How Do I Ask for a Letter of Recommendation?

Do you ever feel like there must be a list of unspoken rules for applying to jobs and internships, but that surely it’s been hidden and locked far away, where no early-career undergrad could ever unearth it? Because I sure do!

One of the more daunting tasks of adulthood, to which college is meant to acclimate us, is the job hunt. A lot of students choose to pursue internships during their college career–and for good reason, an internship is great field experience even if it’s not required for your major–but that process can be daunting. There are a lot of things to know to prepare for finding and applying to positions, and not everyone has someone to teach them. I’ve jumped through the hoops and had my stumbles, so hopefully, I can help with some professional fundamentals.

My topic today is the Letter of Recommendation.

Chances are that you’ve asked for at least one letter of recommendation in the past, as part of your college application. Letters of recommendation display to a potential employer or advisor that you have a good reputation, you leave an impression on your colleagues, and that you apply yourself across a variety of disciplines. It’s important, then, that you take the right steps to thoughtfully and respectfully ask for a letter of recommendation so that you can display the values reflected in your recommendation!

Be Sensitive of Deadlines

When asking for a letter of recommendation, always ask AT LEAST two weeks in advance of the application deadline.
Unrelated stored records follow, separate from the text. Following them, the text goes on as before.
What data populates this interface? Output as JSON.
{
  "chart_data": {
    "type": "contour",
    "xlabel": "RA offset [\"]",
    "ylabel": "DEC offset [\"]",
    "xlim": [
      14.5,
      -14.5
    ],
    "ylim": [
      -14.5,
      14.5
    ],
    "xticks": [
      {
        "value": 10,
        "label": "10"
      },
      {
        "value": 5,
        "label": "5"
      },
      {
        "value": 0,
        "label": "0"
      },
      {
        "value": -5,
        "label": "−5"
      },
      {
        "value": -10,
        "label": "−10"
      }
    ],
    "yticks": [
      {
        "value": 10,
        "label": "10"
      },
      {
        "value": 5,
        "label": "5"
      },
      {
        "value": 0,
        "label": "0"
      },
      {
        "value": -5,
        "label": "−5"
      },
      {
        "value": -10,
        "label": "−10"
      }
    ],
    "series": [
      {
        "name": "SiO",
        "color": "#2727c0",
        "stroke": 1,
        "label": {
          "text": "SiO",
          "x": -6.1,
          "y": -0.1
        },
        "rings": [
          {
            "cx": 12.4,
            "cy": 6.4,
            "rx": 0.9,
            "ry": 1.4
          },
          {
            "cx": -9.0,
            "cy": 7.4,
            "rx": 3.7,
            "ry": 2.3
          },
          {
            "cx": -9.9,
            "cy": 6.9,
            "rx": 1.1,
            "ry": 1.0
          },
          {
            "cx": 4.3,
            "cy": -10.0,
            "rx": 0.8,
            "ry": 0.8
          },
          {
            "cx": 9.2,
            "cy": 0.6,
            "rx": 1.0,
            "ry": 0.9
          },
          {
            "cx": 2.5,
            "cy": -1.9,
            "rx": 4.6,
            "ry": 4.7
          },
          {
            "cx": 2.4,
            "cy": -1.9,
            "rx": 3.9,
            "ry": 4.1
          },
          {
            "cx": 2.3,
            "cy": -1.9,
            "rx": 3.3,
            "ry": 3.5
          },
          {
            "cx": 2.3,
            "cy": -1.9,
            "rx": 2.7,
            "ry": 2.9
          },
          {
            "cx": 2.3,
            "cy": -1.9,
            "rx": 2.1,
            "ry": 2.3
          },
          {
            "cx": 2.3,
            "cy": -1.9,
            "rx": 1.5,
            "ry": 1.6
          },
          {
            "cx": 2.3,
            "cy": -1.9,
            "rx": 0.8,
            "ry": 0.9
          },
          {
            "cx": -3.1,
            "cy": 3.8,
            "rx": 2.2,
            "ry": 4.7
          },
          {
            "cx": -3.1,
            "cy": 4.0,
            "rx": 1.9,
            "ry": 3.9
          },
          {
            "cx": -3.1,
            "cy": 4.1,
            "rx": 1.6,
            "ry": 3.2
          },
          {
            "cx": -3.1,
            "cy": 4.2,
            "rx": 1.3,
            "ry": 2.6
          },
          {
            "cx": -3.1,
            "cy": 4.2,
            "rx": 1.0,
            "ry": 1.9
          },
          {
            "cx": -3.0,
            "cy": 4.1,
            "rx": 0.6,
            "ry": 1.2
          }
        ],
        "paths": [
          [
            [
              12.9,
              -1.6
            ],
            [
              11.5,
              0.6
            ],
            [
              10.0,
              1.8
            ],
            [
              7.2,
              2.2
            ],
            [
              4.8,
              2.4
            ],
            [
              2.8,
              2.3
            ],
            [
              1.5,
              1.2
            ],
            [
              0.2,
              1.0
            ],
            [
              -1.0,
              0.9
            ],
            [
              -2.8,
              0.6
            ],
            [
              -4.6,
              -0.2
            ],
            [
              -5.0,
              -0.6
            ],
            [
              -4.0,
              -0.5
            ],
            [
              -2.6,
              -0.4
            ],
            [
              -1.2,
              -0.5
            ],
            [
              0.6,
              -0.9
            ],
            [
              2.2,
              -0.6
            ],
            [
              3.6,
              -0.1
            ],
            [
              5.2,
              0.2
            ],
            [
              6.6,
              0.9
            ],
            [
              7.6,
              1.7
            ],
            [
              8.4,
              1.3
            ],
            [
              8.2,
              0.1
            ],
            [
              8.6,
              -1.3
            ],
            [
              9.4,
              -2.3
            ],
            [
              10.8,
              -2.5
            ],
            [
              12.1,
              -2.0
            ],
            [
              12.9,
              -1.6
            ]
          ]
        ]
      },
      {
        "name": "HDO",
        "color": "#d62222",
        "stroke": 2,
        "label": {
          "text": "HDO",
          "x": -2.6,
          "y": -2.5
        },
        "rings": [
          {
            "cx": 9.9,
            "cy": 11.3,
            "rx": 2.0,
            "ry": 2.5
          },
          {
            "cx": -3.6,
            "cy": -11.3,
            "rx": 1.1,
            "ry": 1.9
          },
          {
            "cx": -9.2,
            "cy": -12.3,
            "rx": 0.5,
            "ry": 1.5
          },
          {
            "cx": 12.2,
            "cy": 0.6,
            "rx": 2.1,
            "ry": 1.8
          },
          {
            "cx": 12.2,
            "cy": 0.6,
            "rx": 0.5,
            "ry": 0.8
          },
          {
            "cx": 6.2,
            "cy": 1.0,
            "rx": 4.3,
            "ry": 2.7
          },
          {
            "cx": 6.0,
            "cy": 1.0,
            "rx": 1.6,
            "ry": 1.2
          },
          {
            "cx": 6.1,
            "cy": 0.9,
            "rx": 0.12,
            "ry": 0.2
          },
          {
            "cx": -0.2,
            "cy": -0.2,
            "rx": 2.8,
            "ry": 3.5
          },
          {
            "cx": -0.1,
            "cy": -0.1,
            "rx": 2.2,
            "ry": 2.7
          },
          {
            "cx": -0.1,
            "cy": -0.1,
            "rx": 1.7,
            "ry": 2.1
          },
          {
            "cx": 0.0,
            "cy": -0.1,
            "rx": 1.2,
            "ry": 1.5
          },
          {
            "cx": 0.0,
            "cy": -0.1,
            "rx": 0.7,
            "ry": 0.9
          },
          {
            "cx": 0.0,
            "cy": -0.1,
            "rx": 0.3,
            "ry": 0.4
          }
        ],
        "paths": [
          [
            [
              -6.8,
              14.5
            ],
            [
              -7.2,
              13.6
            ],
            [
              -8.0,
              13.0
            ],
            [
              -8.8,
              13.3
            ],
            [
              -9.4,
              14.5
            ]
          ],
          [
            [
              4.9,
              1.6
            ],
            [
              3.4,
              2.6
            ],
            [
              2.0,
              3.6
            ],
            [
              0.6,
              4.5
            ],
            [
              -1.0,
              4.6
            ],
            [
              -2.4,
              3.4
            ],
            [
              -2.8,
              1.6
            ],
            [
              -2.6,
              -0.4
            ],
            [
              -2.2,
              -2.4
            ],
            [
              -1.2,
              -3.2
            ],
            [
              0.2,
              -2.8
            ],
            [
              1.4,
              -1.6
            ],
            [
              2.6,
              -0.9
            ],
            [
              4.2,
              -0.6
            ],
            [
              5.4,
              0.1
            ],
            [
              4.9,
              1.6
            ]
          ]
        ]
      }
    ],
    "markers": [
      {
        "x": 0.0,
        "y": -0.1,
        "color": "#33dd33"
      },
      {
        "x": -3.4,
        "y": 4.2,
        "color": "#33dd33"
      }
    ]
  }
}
Your recommender is a busy person and is probably writing several recommendations in addition to yours. Give them the time necessary to think about and write a good letter. Don’t be afraid to (politely!) check in with them as the deadline approaches.

Figure Out Who to Ask

There are plenty of people you could ask for a letter of recommendation just at DePaul alone. Professors make great recommenders, especially if you feel like you have had an especially good rapport with them in class. The best letters of recommendation are personal and specific, so a stronger relationship will naturally produce a stronger letter. It’s also important to consider the program that you’re applying for–if you’re applying to a study abroad program, consider asking your foreign language professor who can speak to a relevant set of skills. If you’ve had past supervisors at a job or internship, they can also give recommendations on your value as a team member and employee. Variety is important, too!

Actually Asking

Most professors will be happy to write you a letter of recommendation (assuming you’ve given them enough time!), but you should nonetheless approach the question with politeness and respect. This is a service the recommender is doing for you, after all!

  • A “please” and “thank you” will get you far in life. Always be courteous in your request. If you’re asking through email, begin your message with a formal salutation and end with a closing. Thank the recommender for their time and ask if there’s anything you can do for them.
    • Thank the recommender throughout the process. Thank them for their consideration and thank them after you have submitted the application. Time is valuable!
  • It never hurts to give some information about yourself and why you’re asking this specific person for a recommendation, especially if this is a professor you have had in the past. Emphasize why you think this person could give a good reflection of your character and skills.
    • Attach your resumé to your request!
  • Additionally, give the recommender information about the application. What is the employer or recruiter looking for? What are the responsibilities? This helps the recommender tailor a letter that fits the specific position.
  • If there’s an external service or recipient to whom the letter needs to be sent, give that information to the recommender as well. Different applications have different rules for submitting.

Keep Them in the Loop

Keep your recommender(s) in the loop throughout the application process. If you do get the position, that’s a great thing to share with anyone who wrote you a letter of recommendation! Professionalism is often about how we conduct ourselves and the relationships we form with other people. Showing others respect is a sign of maturity and emotional intelligence, both of which are important to the future of your career!

I hope that these are some helpful tips to get you started on asking for letters of recommendation. The most crucial thing to keep in mind really is courtesy. Remember that this is a request and that any recommender is choosing to help you out. Best of luck in your pursuits!